Durch grosse, leere Höfe werden wir weiter geführt nach Shi-shin-den, d. h. erhabene Purpur-Halle. Hier ist auf einer Erhöhung der wirkliche Thron mit Seidenvorhängen und einem Sessel. Die Vornehmsten (Prinzen) sassen in dem Saal, die weniger Vornehmen standen, entsprechend den 18 Rangklassen, — auf den 18 Treppenstufen, die in den Hof hinabführten. Dort standen oder lagen die letzten, Ji-ge genannt, d. h. nieder in den Staub.

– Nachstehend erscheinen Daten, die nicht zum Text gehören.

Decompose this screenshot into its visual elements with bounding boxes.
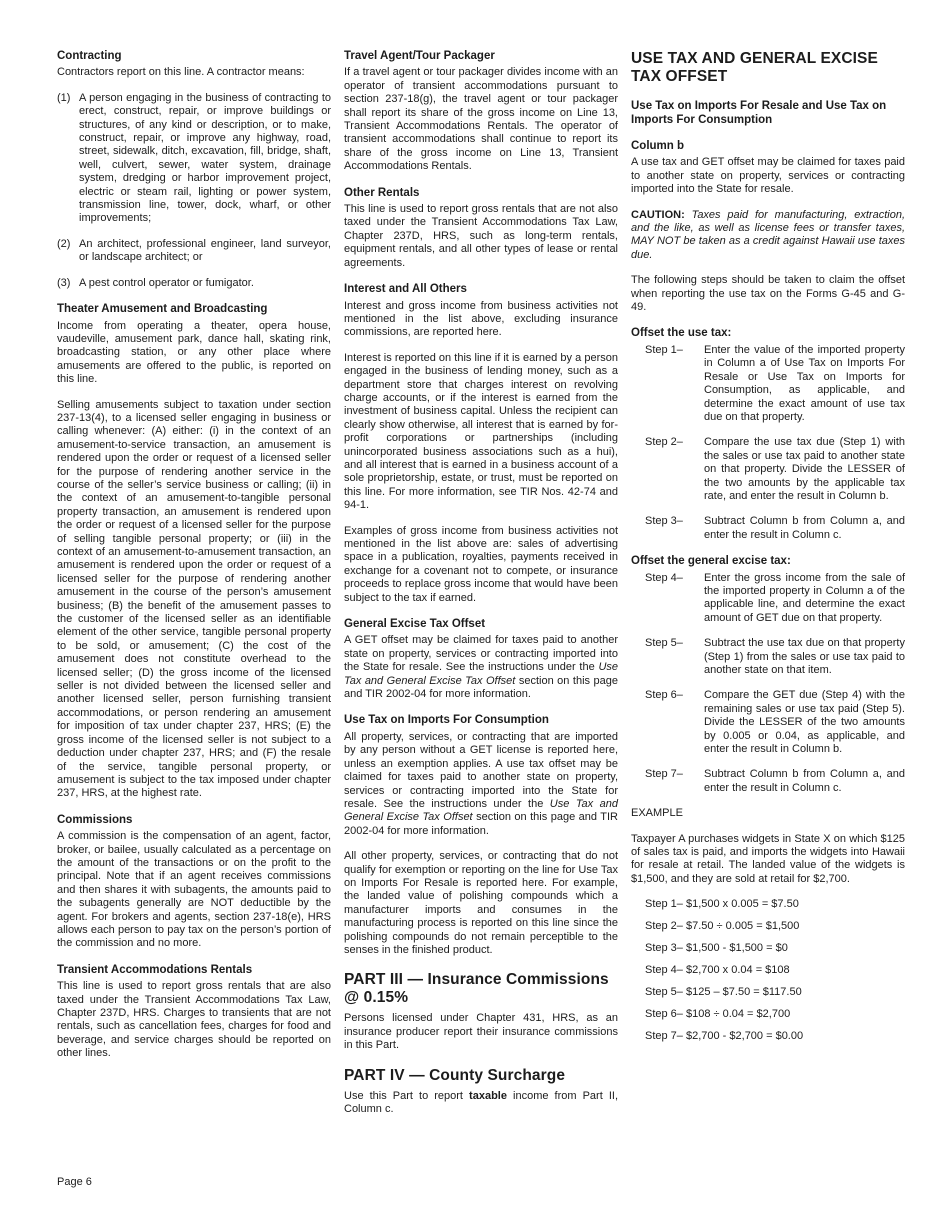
list-item-number: (3) xyxy=(57,277,79,290)
list-item: (3) A pest control operator or fumigator… xyxy=(57,277,331,290)
column-3: USE TAX AND GENERAL EXCISE TAX OFFSET Us… xyxy=(631,50,905,1128)
paragraph-text: Use this Part to report xyxy=(344,1090,469,1102)
example-step: Step 7– $2,700 - $2,700 = $0.00 xyxy=(631,1030,905,1043)
step-text: Subtract the use tax due on that propert… xyxy=(704,637,905,677)
step-text: Subtract Column b from Column a, and ent… xyxy=(704,515,905,542)
paragraph: Persons licensed under Chapter 431, HRS,… xyxy=(344,1012,618,1052)
step-row: Step 7– Subtract Column b from Column a,… xyxy=(631,768,905,795)
step-row: Step 4– Enter the gross income from the … xyxy=(631,572,905,626)
step-text: Compare the GET due (Step 4) with the re… xyxy=(704,689,905,756)
example-step: Step 4– $2,700 x 0.04 = $108 xyxy=(631,964,905,977)
section-heading-commissions: Commissions xyxy=(57,814,331,827)
caution-paragraph: CAUTION: Taxes paid for manufacturing, e… xyxy=(631,209,905,263)
section-heading-column-b: Column b xyxy=(631,140,905,153)
part-iv-heading: PART IV — County Surcharge xyxy=(344,1067,618,1085)
sub-section-heading: Use Tax on Imports For Resale and Use Ta… xyxy=(631,100,905,127)
paragraph: If a travel agent or tour packager divid… xyxy=(344,66,618,173)
paragraph: Examples of gross income from business a… xyxy=(344,525,618,605)
list-item-text: An architect, professional engineer, lan… xyxy=(79,238,331,265)
step-row: Step 5– Subtract the use tax due on that… xyxy=(631,637,905,677)
paragraph: Selling amusements subject to taxation u… xyxy=(57,399,331,801)
paragraph-text: A GET offset may be claimed for taxes pa… xyxy=(344,634,618,673)
heading-offset-get: Offset the general excise tax: xyxy=(631,555,905,568)
list-item: (1) A person engaging in the business of… xyxy=(57,92,331,226)
step-label: Step 3– xyxy=(645,515,704,542)
example-heading: EXAMPLE xyxy=(631,807,905,820)
paragraph: Use this Part to report taxable income f… xyxy=(344,1090,618,1117)
step-label: Step 7– xyxy=(645,768,704,795)
step-row: Step 3– Subtract Column b from Column a,… xyxy=(631,515,905,542)
section-heading-travel-agent: Travel Agent/Tour Packager xyxy=(344,50,618,63)
example-step: Step 2– $7.50 ÷ 0.005 = $1,500 xyxy=(631,920,905,933)
paragraph: This line is used to report gross rental… xyxy=(344,203,618,270)
main-section-heading: USE TAX AND GENERAL EXCISE TAX OFFSET xyxy=(631,50,905,86)
bold-word: taxable xyxy=(469,1090,507,1102)
section-heading-use-tax-consumption: Use Tax on Imports For Consumption xyxy=(344,714,618,727)
paragraph: A use tax and GET offset may be claimed … xyxy=(631,156,905,196)
step-label: Step 4– xyxy=(645,572,704,626)
step-row: Step 2– Compare the use tax due (Step 1)… xyxy=(631,436,905,503)
paragraph: Taxpayer A purchases widgets in State X … xyxy=(631,833,905,887)
paragraph: The following steps should be taken to c… xyxy=(631,274,905,314)
column-2: Travel Agent/Tour Packager If a travel a… xyxy=(344,50,618,1128)
step-label: Step 2– xyxy=(645,436,704,503)
section-heading-other-rentals: Other Rentals xyxy=(344,187,618,200)
list-item-number: (2) xyxy=(57,238,79,265)
example-step: Step 6– $108 ÷ 0.04 = $2,700 xyxy=(631,1008,905,1021)
paragraph: All other property, services, or contrac… xyxy=(344,850,618,957)
step-row: Step 6– Compare the GET due (Step 4) wit… xyxy=(631,689,905,756)
paragraph: All property, services, or contracting t… xyxy=(344,731,618,838)
heading-offset-use-tax: Offset the use tax: xyxy=(631,327,905,340)
step-label: Step 6– xyxy=(645,689,704,756)
example-step: Step 3– $1,500 - $1,500 = $0 xyxy=(631,942,905,955)
paragraph: Interest is reported on this line if it … xyxy=(344,352,618,513)
section-heading-get-offset: General Excise Tax Offset xyxy=(344,618,618,631)
section-heading-transient-rentals: Transient Accommodations Rentals xyxy=(57,964,331,977)
list-item-text: A person engaging in the business of con… xyxy=(79,92,331,226)
paragraph: This line is used to report gross rental… xyxy=(57,980,331,1060)
list-item: (2) An architect, professional engineer,… xyxy=(57,238,331,265)
column-1: Contracting Contractors report on this l… xyxy=(57,50,331,1128)
step-text: Enter the value of the imported property… xyxy=(704,344,905,424)
section-heading-theater: Theater Amusement and Broadcasting xyxy=(57,303,331,316)
part-iii-heading: PART III — Insurance Commissions @ 0.15% xyxy=(344,971,618,1007)
page-number: Page 6 xyxy=(57,1176,92,1188)
paragraph: Contractors report on this line. A contr… xyxy=(57,66,331,79)
section-heading-contracting: Contracting xyxy=(57,50,331,63)
example-step: Step 5– $125 – $7.50 = $117.50 xyxy=(631,986,905,999)
list-item-text: A pest control operator or fumigator. xyxy=(79,277,331,290)
step-row: Step 1– Enter the value of the imported … xyxy=(631,344,905,424)
example-step: Step 1– $1,500 x 0.005 = $7.50 xyxy=(631,898,905,911)
document-page: Contracting Contractors report on this l… xyxy=(57,50,905,1128)
paragraph: A commission is the compensation of an a… xyxy=(57,830,331,951)
paragraph: A GET offset may be claimed for taxes pa… xyxy=(344,634,618,701)
step-text: Enter the gross income from the sale of … xyxy=(704,572,905,626)
paragraph: Income from operating a theater, opera h… xyxy=(57,320,331,387)
step-text: Subtract Column b from Column a, and ent… xyxy=(704,768,905,795)
list-item-number: (1) xyxy=(57,92,79,226)
step-label: Step 1– xyxy=(645,344,704,424)
section-heading-interest: Interest and All Others xyxy=(344,283,618,296)
step-text: Compare the use tax due (Step 1) with th… xyxy=(704,436,905,503)
step-label: Step 5– xyxy=(645,637,704,677)
paragraph: Interest and gross income from business … xyxy=(344,300,618,340)
caution-label: CAUTION: xyxy=(631,209,685,221)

Von hier kamen wir nach des Mikado’s Studirzimmer, wo ihm Vorlesungen gehalten, und Musik und Dichtkunst gepflegt wurden, in der Nähe auch das No-Spiel. Hier sind prachtvolle Schränke und bemalte Gleit-Wände. Die Figur giebt eine Skizze der Flächenansicht.

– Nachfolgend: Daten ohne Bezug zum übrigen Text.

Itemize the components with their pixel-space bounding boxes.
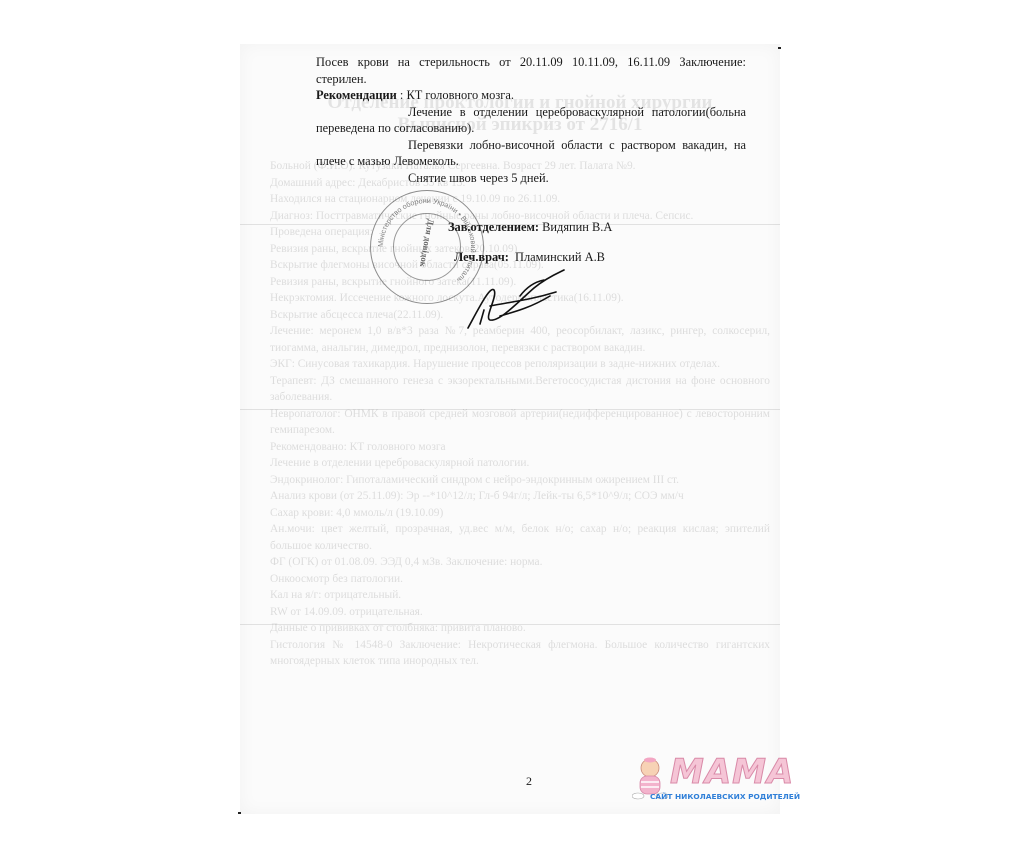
scanned-page: Отделение проктологии и гнойной хирургии…	[240, 44, 780, 814]
bleed-line: Рекомендовано: КТ головного мозга	[270, 439, 770, 456]
bleed-line: Ан.мочи: цвет желтый, прозрачная, уд.вес…	[270, 521, 770, 554]
logo-title: МАМА	[670, 752, 794, 792]
attending-doctor-signature-line: Леч.врач: Пламинский А.В	[454, 250, 605, 265]
head-label: Зав.отделением:	[448, 220, 539, 234]
recommendation-item: Снятие швов через 5 дней.	[316, 170, 746, 187]
head-name: Видяпин В.А	[539, 220, 612, 234]
bleed-line: RW от 14.09.09. отрицательная.	[270, 604, 770, 621]
doctor-name: Пламинский А.В	[509, 250, 605, 264]
scan-mark	[238, 812, 241, 814]
bleed-line: Терапевт: ДЗ смешанного генеза с экзорек…	[270, 373, 770, 406]
bleed-line: Онкоосмотр без патологии.	[270, 571, 770, 588]
document-body: Посев крови на стерильность от 20.11.09 …	[316, 54, 746, 186]
head-of-department-signature-line: Зав.отделением: Видяпин В.А	[448, 220, 612, 235]
stamp-center-text: Для довідок	[416, 210, 437, 277]
page-number: 2	[526, 774, 532, 789]
recommendations-line: Рекомендации : КТ головного мозга.	[316, 87, 746, 104]
doctor-label: Леч.врач:	[454, 250, 509, 264]
blood-culture-line: Посев крови на стерильность от 20.11.09 …	[316, 54, 746, 87]
bleed-line: Сахар крови: 4,0 ммоль/л (19.10.09)	[270, 505, 770, 522]
bleed-through-text: Отделение проктологии и гнойной хирургии…	[270, 172, 770, 670]
recommendation-item: Перевязки лобно-височной области с раств…	[316, 137, 746, 170]
recommendations-text: : КТ головного мозга.	[397, 88, 514, 102]
bleed-line: Невропатолог: ОНМК в правой средней мозг…	[270, 406, 770, 439]
site-watermark-logo: МАМА САЙТ НИКОЛАЕВСКИХ РОДИТЕЛЕЙ	[640, 752, 790, 812]
scan-mark	[778, 47, 781, 49]
bleed-line: Гистология № 14548-0 Заключение: Некроти…	[270, 637, 770, 670]
recommendation-item: Лечение в отделении цереброваскулярной п…	[316, 104, 746, 137]
logo-subtitle: САЙТ НИКОЛАЕВСКИХ РОДИТЕЛЕЙ	[650, 792, 800, 801]
recommendations-label: Рекомендации	[316, 88, 397, 102]
handwritten-signature-icon	[460, 266, 570, 336]
bleed-line: ФГ (ОГК) от 01.08.09. ЭЭД 0,4 мЗв. Заклю…	[270, 554, 770, 571]
bleed-line: ЭКГ: Синусовая тахикардия. Нарушение про…	[270, 356, 770, 373]
bleed-line: Лечение в отделении цереброваскулярной п…	[270, 455, 770, 472]
bleed-line: Эндокринолог: Гипоталамический синдром с…	[270, 472, 770, 489]
bleed-line: Кал на я/г: отрицательный.	[270, 587, 770, 604]
bleed-line: Находился на стационарном лечении с 19.1…	[270, 191, 770, 208]
bleed-line: Данные о прививках от столбняка: привита…	[270, 620, 770, 637]
bleed-line: Анализ крови (от 25.11.09): Эр --*10^12/…	[270, 488, 770, 505]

1, 2, 3 ist der Tisch; 4, 5, 6, 7 der Schrank in der Nische des japanischen Studirzimmers. 4, 5, 6, 7 sind schön bemalte Schiebethüren, 5 und 6 vor 4 und 7 hervorstehend; alle nicht durch hervorragende Knöpfe, sondern durch metallisch eingelegte Vertiefungen, in welche der Finger eingesetzt wird, nach der Seite zu schieben.

Die Anwendung der gleitenden Wände ist auf der folgenden Figur in einem wagerechten Durchschnitt dargestellt.

1 und 2 sind viereckige, schwarz lackirte Pfeiler; 3 und 4 die Planken, die in den vorderen Rillen laufen; 5 und 6 die der hinteren. Die Anordnung der Rillen wird klar aus dem senkrechten Durchschnitt nebenstehender Figur.

Bewegt werden diese Thüren durch höchst geschmackvolle Schnurschlingen.